There are certain pitchers who seem to beat or fall short of their FIP but, typically, this happens for only a brief period before their actual and fielding independent performance fall into step. Today, I showed that you can explain most of the difference between ERA and FIP -- for qualified starting pitchers in the first half of this season -- by looking at their BABIP and LOB%. This is not a surprising result,  but it is an important one to reinforce and quantify as we go forward.

Keep in mind, however, that I have not stated anything beyond this relationship. I haven't made an argument that BABIP or LOB% variance is anything more than random chance. This is simply the first stage in a multi-step project. Next, I'll consider the role of defense and its interplay with the significant factors in this model. By continuing to unpack these predictors, we can work toward better understanding the most important reasons for variance in the difference between ERA and FIP.

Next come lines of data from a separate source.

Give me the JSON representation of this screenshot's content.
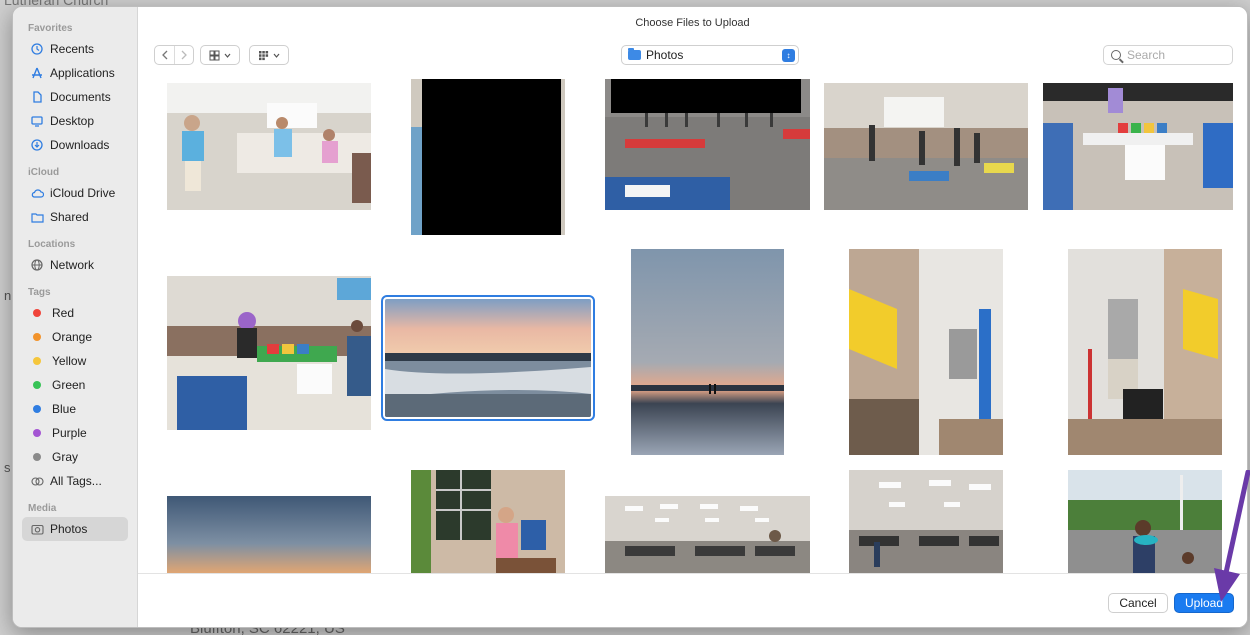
{
  "background": {
    "top_text": "Lutheran Church",
    "bottom_text": "Bluffton, SC 62221, US",
    "edge_n": "n",
    "edge_s": "s"
  },
  "dialog": {
    "title": "Choose Files to Upload",
    "location": "Photos",
    "search_placeholder": "Search",
    "cancel_label": "Cancel",
    "upload_label": "Upload"
  },
  "sidebar": {
    "favorites_header": "Favorites",
    "favorites": [
      {
        "label": "Recents",
        "icon": "clock-icon"
      },
      {
        "label": "Applications",
        "icon": "applications-icon"
      },
      {
        "label": "Documents",
        "icon": "document-icon"
      },
      {
        "label": "Desktop",
        "icon": "desktop-icon"
      },
      {
        "label": "Downloads",
        "icon": "download-icon"
      }
    ],
    "icloud_header": "iCloud",
    "icloud": [
      {
        "label": "iCloud Drive",
        "icon": "cloud-icon"
      },
      {
        "label": "Shared",
        "icon": "shared-folder-icon"
      }
    ],
    "locations_header": "Locations",
    "locations": [
      {
        "label": "Network",
        "icon": "globe-icon"
      }
    ],
    "tags_header": "Tags",
    "tags": [
      {
        "label": "Red",
        "color": "#f0443a"
      },
      {
        "label": "Orange",
        "color": "#f2932b"
      },
      {
        "label": "Yellow",
        "color": "#f5c63b"
      },
      {
        "label": "Green",
        "color": "#37c356"
      },
      {
        "label": "Blue",
        "color": "#2f7de1"
      },
      {
        "label": "Purple",
        "color": "#a455d3"
      },
      {
        "label": "Gray",
        "color": "#8a8a8a"
      }
    ],
    "all_tags": "All Tags...",
    "media_header": "Media",
    "media": [
      {
        "label": "Photos",
        "icon": "photos-icon",
        "selected": true
      }
    ]
  },
  "colors": {
    "accent": "#1a7bf0",
    "annotation_arrow": "#6a3aa8"
  }
}
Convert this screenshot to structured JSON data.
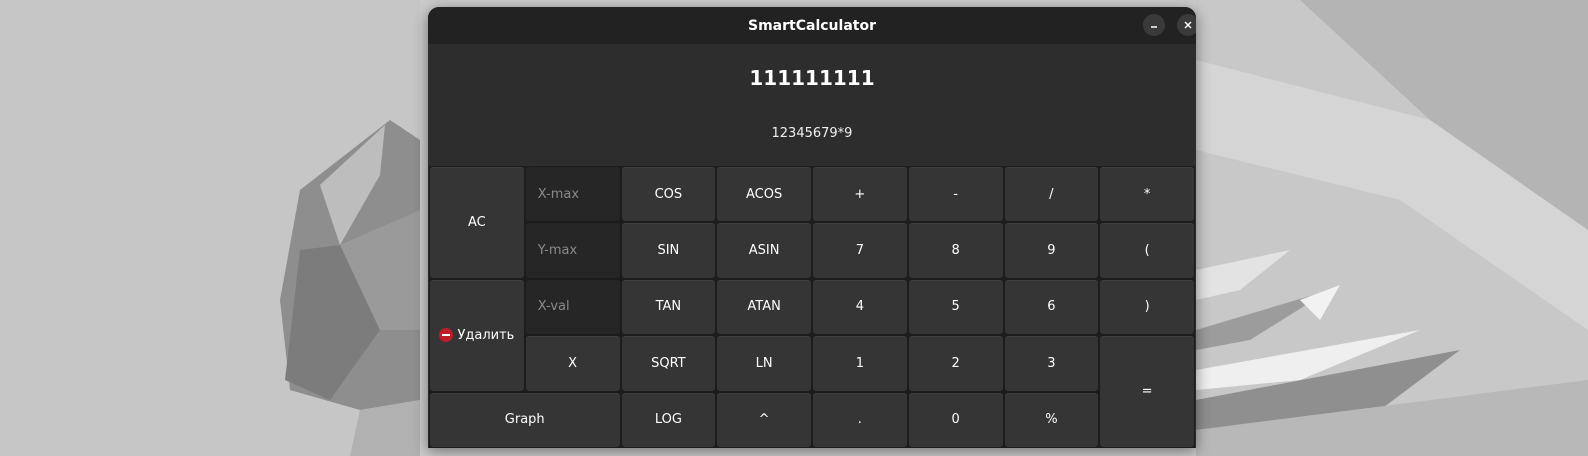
{
  "window": {
    "title": "SmartCalculator",
    "minimize_icon": "minimize-icon",
    "close_icon": "close-icon"
  },
  "display": {
    "result": "111111111",
    "expression": "12345679*9"
  },
  "inputs": {
    "xmax_placeholder": "X-max",
    "ymax_placeholder": "Y-max",
    "xval_placeholder": "X-val",
    "xmax_value": "",
    "ymax_value": "",
    "xval_value": ""
  },
  "keys": {
    "ac": "AC",
    "delete": "Удалить",
    "delete_icon": "remove-circle-icon",
    "graph": "Graph",
    "x": "X",
    "cos": "COS",
    "acos": "ACOS",
    "sin": "SIN",
    "asin": "ASIN",
    "tan": "TAN",
    "atan": "ATAN",
    "sqrt": "SQRT",
    "ln": "LN",
    "log": "LOG",
    "pow": "^",
    "plus": "+",
    "minus": "-",
    "divide": "/",
    "multiply": "*",
    "seven": "7",
    "eight": "8",
    "nine": "9",
    "lparen": "(",
    "four": "4",
    "five": "5",
    "six": "6",
    "rparen": ")",
    "one": "1",
    "two": "2",
    "three": "3",
    "equals": "=",
    "dot": ".",
    "zero": "0",
    "mod": "%"
  },
  "colors": {
    "window_bg": "#2c2c2c",
    "titlebar_bg": "#222222",
    "button_bg": "#353535",
    "delete_icon": "#c01c28"
  }
}
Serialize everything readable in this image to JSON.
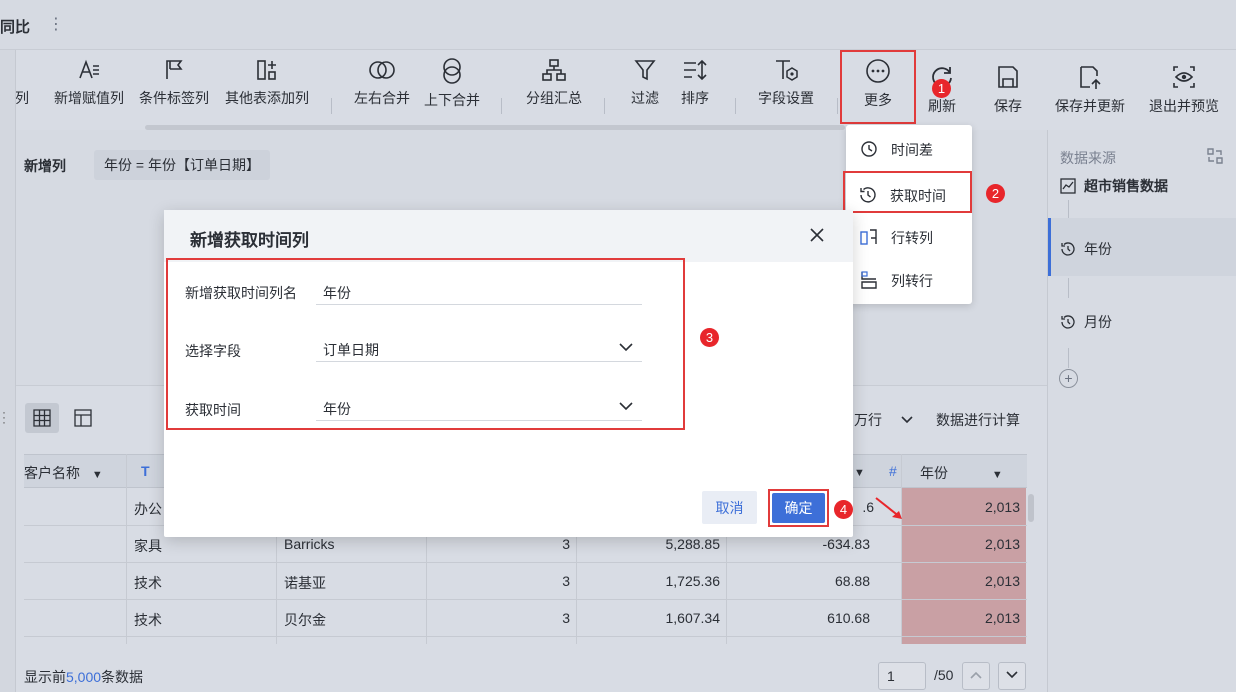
{
  "topbar": {
    "title": "同比",
    "more_dots": "⋮"
  },
  "toolbar": {
    "items": [
      {
        "label": "段列"
      },
      {
        "label": "新增赋值列"
      },
      {
        "label": "条件标签列"
      },
      {
        "label": "其他表添加列"
      },
      {
        "label": "左右合并"
      },
      {
        "label": "上下合并"
      },
      {
        "label": "分组汇总"
      },
      {
        "label": "过滤"
      },
      {
        "label": "排序"
      },
      {
        "label": "字段设置"
      },
      {
        "label": "更多"
      },
      {
        "label": "刷新"
      },
      {
        "label": "保存"
      },
      {
        "label": "保存并更新"
      },
      {
        "label": "退出并预览"
      }
    ]
  },
  "formula": {
    "label": "新增列",
    "expression": "年份 = 年份【订单日期】"
  },
  "menu": {
    "items": [
      {
        "label": "时间差",
        "icon": "clock-icon"
      },
      {
        "label": "获取时间",
        "icon": "clock-rewind-icon"
      },
      {
        "label": "行转列",
        "icon": "row-to-col-icon"
      },
      {
        "label": "列转行",
        "icon": "col-to-row-icon"
      }
    ]
  },
  "badges": {
    "b1": "1",
    "b2": "2",
    "b3": "3",
    "b4": "4"
  },
  "dialog": {
    "title": "新增获取时间列",
    "fields": [
      {
        "label": "新增获取时间列名",
        "value": "年份"
      },
      {
        "label": "选择字段",
        "value": "订单日期"
      },
      {
        "label": "获取时间",
        "value": "年份"
      }
    ],
    "cancel": "取消",
    "ok": "确定"
  },
  "right_panel": {
    "title": "数据来源",
    "source": "超市销售数据",
    "steps": [
      "年份",
      "月份"
    ],
    "add": "+"
  },
  "table": {
    "unit_select": "万行",
    "calc_text": "数据进行计算",
    "headers": {
      "customer": "客户名称",
      "t_icon": "T",
      "hash_icon": "#",
      "year": "年份"
    },
    "rows": [
      {
        "category": "办公",
        "name": "",
        "qty": "",
        "sales": "",
        "profit": ".6",
        "year": "2,013"
      },
      {
        "category": "家具",
        "name": "Barricks",
        "qty": "3",
        "sales": "5,288.85",
        "profit": "-634.83",
        "year": "2,013"
      },
      {
        "category": "技术",
        "name": "诺基亚",
        "qty": "3",
        "sales": "1,725.36",
        "profit": "68.88",
        "year": "2,013"
      },
      {
        "category": "技术",
        "name": "贝尔金",
        "qty": "3",
        "sales": "1,607.34",
        "profit": "610.68",
        "year": "2,013"
      }
    ],
    "footer_prefix": "显示前",
    "footer_count": "5,000",
    "footer_suffix": "条数据",
    "page_current": "1",
    "page_total": "/50"
  },
  "colors": {
    "accent": "#3d6fd8",
    "highlight": "#e13b3b",
    "badge": "#e8262b"
  }
}
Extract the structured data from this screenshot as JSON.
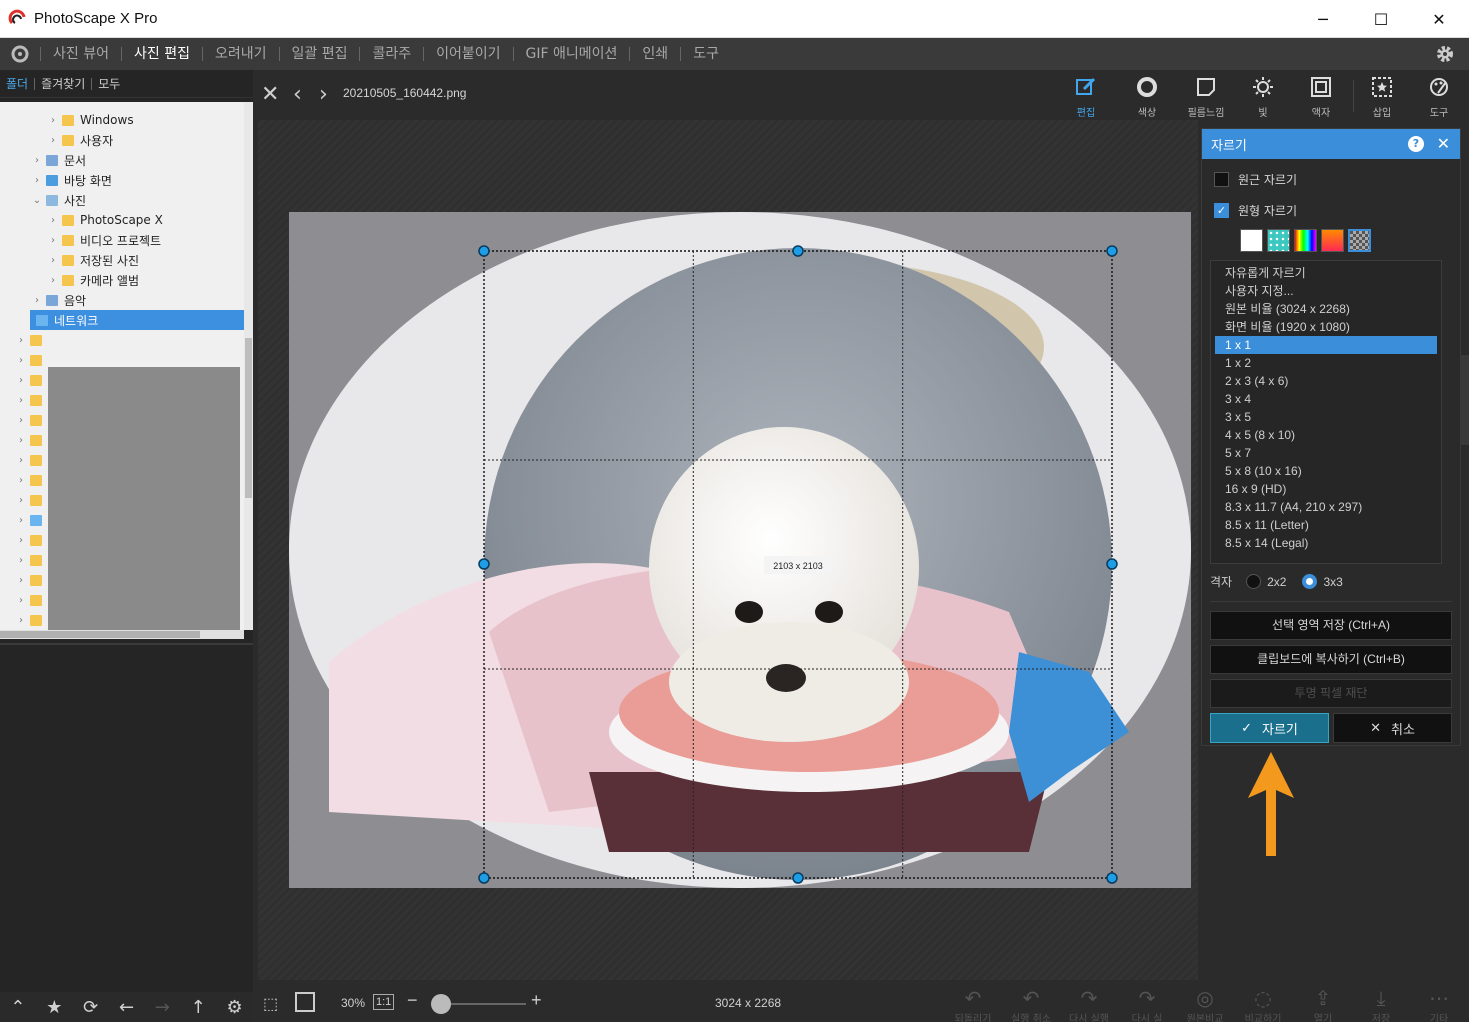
{
  "window": {
    "title": "PhotoScape X Pro",
    "minimize": "─",
    "maximize": "☐",
    "close": "✕"
  },
  "menu": {
    "items": [
      "사진 뷰어",
      "사진 편집",
      "오려내기",
      "일괄 편집",
      "콜라주",
      "이어붙이기",
      "GIF 애니메이션",
      "인쇄",
      "도구"
    ],
    "active_index": 1
  },
  "left_panel": {
    "tabs": [
      "폴더",
      "즐겨찾기",
      "모두"
    ],
    "tree": [
      {
        "label": "Windows",
        "indent": 2
      },
      {
        "label": "사용자",
        "indent": 2
      },
      {
        "label": "문서",
        "indent": 1
      },
      {
        "label": "바탕 화면",
        "indent": 1
      },
      {
        "label": "사진",
        "indent": 1,
        "expanded": true
      },
      {
        "label": "PhotoScape X",
        "indent": 2
      },
      {
        "label": "비디오 프로젝트",
        "indent": 2
      },
      {
        "label": "저장된 사진",
        "indent": 2
      },
      {
        "label": "카메라 앨범",
        "indent": 2
      },
      {
        "label": "음악",
        "indent": 1
      },
      {
        "label": "네트워크",
        "indent": 0,
        "selected": true
      }
    ]
  },
  "editor": {
    "filename": "20210505_160442.png",
    "tools": [
      {
        "label": "편집",
        "icon": "edit-icon",
        "active": true
      },
      {
        "label": "색상",
        "icon": "color-icon"
      },
      {
        "label": "필름느낌",
        "icon": "film-icon"
      },
      {
        "label": "빛",
        "icon": "light-icon"
      },
      {
        "label": "액자",
        "icon": "frame-icon"
      },
      {
        "label": "삽입",
        "icon": "insert-icon"
      },
      {
        "label": "도구",
        "icon": "tools-icon"
      }
    ],
    "selection_size": "2103 x 2103"
  },
  "crop_panel": {
    "title": "자르기",
    "help": "?",
    "options": [
      {
        "label": "원근 자르기",
        "checked": false
      },
      {
        "label": "원형 자르기",
        "checked": true
      }
    ],
    "swatch_colors": [
      "#ffffff",
      "#3cc8c0",
      "rainbow",
      "#ff2a55",
      "checker"
    ],
    "ratios": [
      "자유롭게 자르기",
      "사용자 지정...",
      "원본 비율 (3024 x 2268)",
      "화면 비율 (1920 x 1080)",
      "1 x 1",
      "1 x 2",
      "2 x 3 (4 x 6)",
      "3 x 4",
      "3 x 5",
      "4 x 5 (8 x 10)",
      "5 x 7",
      "5 x 8 (10 x 16)",
      "16 x 9 (HD)",
      "8.3 x 11.7 (A4, 210 x 297)",
      "8.5 x 11 (Letter)",
      "8.5 x 14 (Legal)"
    ],
    "selected_ratio_index": 4,
    "grid_label": "격자",
    "grid_options": [
      "2x2",
      "3x3"
    ],
    "grid_selected": "3x3",
    "save_selection": "선택 영역 저장 (Ctrl+A)",
    "copy_clipboard": "클립보드에 복사하기 (Ctrl+B)",
    "trim_transparent": "투명 픽셀 재단",
    "crop_button": "자르기",
    "cancel_button": "취소"
  },
  "bottom": {
    "zoom": "30%",
    "one_to_one": "1:1",
    "minus": "−",
    "plus": "+",
    "image_size": "3024 x 2268",
    "actions": [
      "되돌리기",
      "실행 취소",
      "다시 실행",
      "다시 실",
      "원본비교",
      "비교하기",
      "열기",
      "저장",
      "기타"
    ]
  },
  "colors": {
    "accent": "#3b8ed9",
    "crop_btn": "#1a6f8c",
    "arrow": "#f39a1e",
    "handle": "#1e9ee6"
  }
}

Thanks to Neil Weinberg and Russell Carleton for their helpful comments (and extreme patience). All modeling was done using R. You can find a copy of the data here and the syntax I used here. Please feel free to take issue with my analysis and/or interpretations in the comments section below.

. . .

Matt Jackson is a featured writer for Beyond the Box Score and a staff writer for Royals Review. You can follow him on Twitter at @jacksontaigu.


Assumption #1:Linearity

Check! The residuals (distance of each point from the fitted line) look pretty good. There is a small amount of cure to the line on the residual vs. fitted values plot (top left), but this is real world data, and I'm comfortable with the fit. The points on the QQ plot (bottom left) fall mostly in a straight line, so we're all good here.

You'll see a few points that appear to be outliers (5, 54, and 77). To check this, I used an outlier test that checks Bonferonni values for most extreme observations. All good again with no p-values > 0.05. Number 77 was the greatest outlier, but you would know him better as Nick Martinez. I also checked Cook's distance values for influential observations. Using the cutoff of 4/(1-n-k), three influential values were identified (5, 93, and 68). I'm not too worried about these guys, but I am curious about what they're doing to influence the model. You'll notice that number 5 showed up as an outlier and an influential observation. That's Jon Neise if you're curious.

Assumption #2: Absence of collinearity

When using multiple predictors, it's important to make sure that they're not correlated because if they move together too much, it makes it pretty tough to interpret the result, which is the whole point of building a model in the first place. Luckily, we can check this box off as well. The variance inflation factors (VIF) fall between 1.0 and 1.5. Perfectly acceptable. Moving on.

Assumption #3: Homoskedasticity

Here we'll look back at the residuals plot from assumption #1. In a homoskedastic plot the residuals should look like a close of points, rather than a particular shape, like a cone, or funnel.

Assumption #4: Normality of residuals

Always with the residuals! I've plotted the studentized residuals frequency as a histogram and fit it with a curved better help visualize the distribution. As you can see, the curve has a nice, albeit real-world, bell shape. Skew an kurtosis met the constraints of acceptability according to the global assumption test.